28 Kasım 2016 Pazartesi

İZLEDİM: ARRİVAL (GELİŞ)


Sinemada bir filmi izlemeden önce kılı kırk yarıp izlenesi bir film olup olmadığını araştırıyor bunu yaparken de filmin detaylarını öğrenmemeye-ne mümkün- çalışıyorum. Bu sefer yorumlarına güvendiğim bir arkadaşımın "Mutlaka izlemelisin!" telkiniyle düştük sinemanın yollarına.
 
Malum, UFO istilası tema olarak Amerikan sinemasının üç dört yılda bir ısıtıp ısıtıp önümüze sürdüğü, çoğu zaman ağızda kekremsi bir tat bırakan çoksatar yemeği. Kendi adıma Mel Gibson'ın oynayıp yönettiği Signs'tan bu yana iyi UFO istilası filmi izlememiştim.
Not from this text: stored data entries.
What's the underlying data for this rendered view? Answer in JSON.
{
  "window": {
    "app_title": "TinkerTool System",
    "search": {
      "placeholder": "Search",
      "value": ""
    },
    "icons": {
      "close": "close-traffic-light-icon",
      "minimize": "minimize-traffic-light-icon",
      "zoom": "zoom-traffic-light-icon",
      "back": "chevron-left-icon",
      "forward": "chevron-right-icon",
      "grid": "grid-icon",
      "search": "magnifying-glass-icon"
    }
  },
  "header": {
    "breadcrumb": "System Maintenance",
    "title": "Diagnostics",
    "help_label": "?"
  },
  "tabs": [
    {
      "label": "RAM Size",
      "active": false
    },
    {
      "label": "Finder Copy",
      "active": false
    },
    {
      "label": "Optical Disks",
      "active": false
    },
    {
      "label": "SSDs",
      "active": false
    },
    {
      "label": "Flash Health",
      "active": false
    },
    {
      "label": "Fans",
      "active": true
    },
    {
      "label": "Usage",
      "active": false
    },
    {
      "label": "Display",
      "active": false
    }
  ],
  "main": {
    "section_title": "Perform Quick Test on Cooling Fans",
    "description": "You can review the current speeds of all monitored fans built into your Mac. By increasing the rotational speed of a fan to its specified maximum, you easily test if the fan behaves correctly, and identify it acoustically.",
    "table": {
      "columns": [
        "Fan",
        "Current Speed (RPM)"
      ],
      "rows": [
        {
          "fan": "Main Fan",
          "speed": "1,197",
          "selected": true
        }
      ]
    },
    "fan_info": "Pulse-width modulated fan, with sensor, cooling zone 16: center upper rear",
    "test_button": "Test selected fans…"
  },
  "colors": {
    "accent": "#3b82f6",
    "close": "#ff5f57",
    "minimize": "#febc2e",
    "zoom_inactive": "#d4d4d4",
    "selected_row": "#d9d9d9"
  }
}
Kurtuluş Günü ya da dünyanın uzaylılarca istila edilmesinin ardından kahraman(!) Amerikalılarca kurtarılmasını konu edinen filmler açıkça söylemeliyim benim için pazar gecesi sinema kuşağında eğlencelik filmler oldular.
 
Arrival, yukarıda söz ettiğim o kötü istila filmlerinden değil. Hem görüntü yönetmeni, hem filmin müziklerini ve ses efektlerini düzenleyenler, oldukça etkileyici sahneler hazırlamışlar sinemaseverler için. Kurgu deseniz -içine dram da yedirilerek tabii- o "istila filmleri"nin yavanlığını filmin üzerinden çekip almış. Filmin kahramanı yani ülkenin önemli filologlarından olan Louise Banks, film boyunca hem hayatını sorguluyor hem de bambaşka bir canlı türü ile iletişime geçilseydi neler yaşanabilirdi, izleyiciye bunu hissettiriyor.
 
Film,  "Sözcükler dünyayı nasıl algıladığımızı belirler. Her dilin kendi içinde farklı bir mantığı ve algılama biçimi vardır. Dolayısı ile dünyaya kelimelerle bakıyoruz desek yanılmış olmayız." diye tanımlayabileceğimiz ve 1956 yılında dilbilimi dünyasına duyurulan Sapir-Whorf hipotezini izleyiciye sezdirerek, filmde  felsefi bir altyapı oluşturuyor. Aslına bakarsanız İnterstellar filminde senaristin uzay fiziği ile ilgili aktarmaya çalıştığı ne ise Arrival'de senaristin başka bir canlı türü ve filoloji ilişkisi ile ilgili seyirciye aktarmaya çalıştığı şeyin aynı olduğunu düşünüyorum. Filmi salt bu noktalar iyi yapıyor diyemem. Başta da belirttiğim gibi filmde konu içine fazlaca ajite edilmeden yedirilmiş bir dramı barındırması ve yönetmenin tüm bunları çok uyumlu ses ve görüntü efektleri ile desteklemesi bakımından da önem taşıyor.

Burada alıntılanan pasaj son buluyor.